Several huge farmland investment deals have been decried for bringing uncertain benefits to recipient countries, and sometime for leading to smallholders’ eviction from their land and adversely affecting local livelihoods.
The World Bank report reckons that “one of the highest development priorities in the world must be to improve smallholder agricultural productivity, especially in Africa”.
But the report deems that “when done right, larger scale farming systems can also have a place as one of many tools to promote sustainable agricultural and rural development”. It then proceeds to detail many conditions for these deals to benefit developing countries.
“When assisted, family farmers have been able to compete in global markets. Many companies have successfully collaborated with local farmers,” Lorenzo Cotula, who researches the topic for the London-based International Institute for Environment and Development, told IPS. The non-profit IIED promotes sustainable development.
“But national laws in recipient countries need to be changed and better implemented, so local people can have more secure rights to their land,” he cautions.
The report states that farmland investments’ adverse effects on local development are often due to the fact that host countries’ governments “were ill-equipped and ill-prepared to deal with the sudden influx of interest”.
Indeed, many such deals have been rushed through, and several have brought minimal revenue to public coffers. “The fact that there appears to be significant interest in countries with weak governance implies that the risks associated with such investments are immense,” the report warns.
Cotula concurs and adds: “Governments must be able to regulate investment and skilfully negotiate with investors. Civil society should be able to scrutinise government and investor action, and farmers’ groups should be able to negotiate with government and investors.
“International agencies can play an important role in making these three conditions come true,” he suggests.
The World Bank report calls for global implementation of investment principles it drafted last year with other developmental institutions such as FAO.
But it acknowledges that the “effectiveness of these rules depends on the mechanisms for disclosure and enforcement that are available to assess whether actors comply with standards, and to deal with cases where they do not”.
Such enforcements mechanisms do not yet exist, and some observers are sceptical.
“Relying on voluntary enforcement of such principles would never work as investors would pay no heed to them.
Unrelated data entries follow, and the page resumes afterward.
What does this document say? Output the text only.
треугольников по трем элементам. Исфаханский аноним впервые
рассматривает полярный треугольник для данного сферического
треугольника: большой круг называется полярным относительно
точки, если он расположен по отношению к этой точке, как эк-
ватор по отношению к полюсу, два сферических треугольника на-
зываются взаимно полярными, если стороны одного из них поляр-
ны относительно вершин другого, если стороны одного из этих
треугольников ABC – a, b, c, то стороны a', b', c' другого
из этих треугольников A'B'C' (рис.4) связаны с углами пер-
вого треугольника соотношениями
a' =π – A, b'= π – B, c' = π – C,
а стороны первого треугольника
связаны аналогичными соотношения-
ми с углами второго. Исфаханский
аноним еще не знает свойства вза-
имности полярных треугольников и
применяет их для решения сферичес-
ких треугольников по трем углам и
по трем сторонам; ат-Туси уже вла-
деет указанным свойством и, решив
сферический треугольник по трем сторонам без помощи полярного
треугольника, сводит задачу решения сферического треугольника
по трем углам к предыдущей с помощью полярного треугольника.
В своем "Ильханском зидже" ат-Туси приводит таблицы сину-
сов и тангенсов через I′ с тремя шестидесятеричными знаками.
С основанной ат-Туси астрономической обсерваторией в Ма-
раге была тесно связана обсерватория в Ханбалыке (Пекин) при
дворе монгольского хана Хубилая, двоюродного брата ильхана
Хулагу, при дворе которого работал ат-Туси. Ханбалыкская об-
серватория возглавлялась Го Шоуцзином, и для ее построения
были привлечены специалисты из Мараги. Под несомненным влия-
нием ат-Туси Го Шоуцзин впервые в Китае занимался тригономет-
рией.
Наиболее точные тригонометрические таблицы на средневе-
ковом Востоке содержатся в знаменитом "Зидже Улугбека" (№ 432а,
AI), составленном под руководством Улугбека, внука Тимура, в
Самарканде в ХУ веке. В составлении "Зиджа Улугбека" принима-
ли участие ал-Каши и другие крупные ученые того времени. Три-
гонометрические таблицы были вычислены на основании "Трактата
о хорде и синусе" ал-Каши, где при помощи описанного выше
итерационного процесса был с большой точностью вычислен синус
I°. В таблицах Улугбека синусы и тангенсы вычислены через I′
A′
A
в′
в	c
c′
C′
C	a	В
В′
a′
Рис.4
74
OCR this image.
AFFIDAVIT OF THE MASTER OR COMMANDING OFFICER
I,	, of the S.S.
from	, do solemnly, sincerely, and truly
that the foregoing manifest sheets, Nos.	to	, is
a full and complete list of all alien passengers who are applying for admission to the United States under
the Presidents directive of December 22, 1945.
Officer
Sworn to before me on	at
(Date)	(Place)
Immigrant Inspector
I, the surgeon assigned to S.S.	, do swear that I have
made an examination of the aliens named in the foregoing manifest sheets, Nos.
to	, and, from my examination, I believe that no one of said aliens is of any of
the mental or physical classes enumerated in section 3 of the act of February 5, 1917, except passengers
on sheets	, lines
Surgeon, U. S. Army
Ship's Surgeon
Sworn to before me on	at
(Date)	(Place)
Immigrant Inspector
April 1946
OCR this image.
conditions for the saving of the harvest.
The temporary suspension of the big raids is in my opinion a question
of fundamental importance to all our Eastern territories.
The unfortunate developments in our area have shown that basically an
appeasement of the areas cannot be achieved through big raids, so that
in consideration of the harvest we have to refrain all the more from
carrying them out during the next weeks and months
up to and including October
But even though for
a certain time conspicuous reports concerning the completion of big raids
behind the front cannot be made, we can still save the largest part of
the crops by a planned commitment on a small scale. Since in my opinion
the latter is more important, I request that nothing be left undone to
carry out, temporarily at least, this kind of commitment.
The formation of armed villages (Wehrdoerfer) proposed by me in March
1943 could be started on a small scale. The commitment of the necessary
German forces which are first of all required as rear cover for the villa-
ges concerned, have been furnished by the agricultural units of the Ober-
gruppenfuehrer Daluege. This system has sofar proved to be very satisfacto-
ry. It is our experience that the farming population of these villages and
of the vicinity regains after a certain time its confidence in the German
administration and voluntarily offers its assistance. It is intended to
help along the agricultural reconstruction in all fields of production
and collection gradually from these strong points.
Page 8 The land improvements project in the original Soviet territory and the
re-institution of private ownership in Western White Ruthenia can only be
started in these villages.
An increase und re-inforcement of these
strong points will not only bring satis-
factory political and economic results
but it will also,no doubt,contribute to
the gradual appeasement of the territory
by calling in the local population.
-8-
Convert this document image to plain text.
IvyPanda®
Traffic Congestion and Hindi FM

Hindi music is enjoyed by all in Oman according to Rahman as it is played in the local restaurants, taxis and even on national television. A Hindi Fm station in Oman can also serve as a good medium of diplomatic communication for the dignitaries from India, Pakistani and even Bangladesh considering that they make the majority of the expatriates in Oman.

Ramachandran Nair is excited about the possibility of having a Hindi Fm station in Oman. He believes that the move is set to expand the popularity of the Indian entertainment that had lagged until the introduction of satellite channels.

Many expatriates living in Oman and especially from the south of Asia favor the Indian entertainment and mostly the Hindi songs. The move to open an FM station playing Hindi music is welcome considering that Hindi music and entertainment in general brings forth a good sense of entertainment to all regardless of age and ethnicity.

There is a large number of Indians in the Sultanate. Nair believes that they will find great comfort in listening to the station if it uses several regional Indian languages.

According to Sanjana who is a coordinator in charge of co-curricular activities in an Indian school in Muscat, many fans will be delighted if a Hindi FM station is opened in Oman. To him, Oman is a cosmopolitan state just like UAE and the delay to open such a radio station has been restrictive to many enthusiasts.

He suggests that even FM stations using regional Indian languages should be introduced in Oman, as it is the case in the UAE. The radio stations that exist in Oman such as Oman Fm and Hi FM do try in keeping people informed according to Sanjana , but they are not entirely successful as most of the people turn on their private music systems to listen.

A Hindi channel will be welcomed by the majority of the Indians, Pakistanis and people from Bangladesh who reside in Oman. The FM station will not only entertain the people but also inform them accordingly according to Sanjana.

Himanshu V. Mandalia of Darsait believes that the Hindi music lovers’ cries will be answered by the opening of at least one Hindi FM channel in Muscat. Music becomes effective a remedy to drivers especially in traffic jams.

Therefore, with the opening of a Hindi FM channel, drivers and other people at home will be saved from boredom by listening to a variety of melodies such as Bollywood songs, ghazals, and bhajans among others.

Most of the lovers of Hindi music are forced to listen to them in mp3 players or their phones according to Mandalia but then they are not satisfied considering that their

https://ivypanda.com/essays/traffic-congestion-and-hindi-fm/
Many already hide behind governments and shell companies”, says Antoine Bouhey, who leads the campaign for farmers’ rights in developing countries as organised by the nongovernmental organisation (NGO) Peuples Solidaires in association with international NGO ActionAid.
“What we need is constraining legislation, both in recipient countries and at home where the investing corporations are headquartered,” he argues.
“This will take a while. In the meantime a moratorium on these investments should be declared in developing countries that have not reached millennium development goal one (eradicating extreme poverty and hunger),” he adds.
While the World Bank report anticipates that demand for land may be increasing, it admonishes that, “at the same time, scarcity of information on what is happening encourages speculation on a large scale”.
But, in a hopeful conclusion, it observes that “these risks correspond to equally large opportunities”, as “increased productivity and effectiveness in the utilisation of (large areas of land currently not cultivated) could have far- reaching developmental impacts”.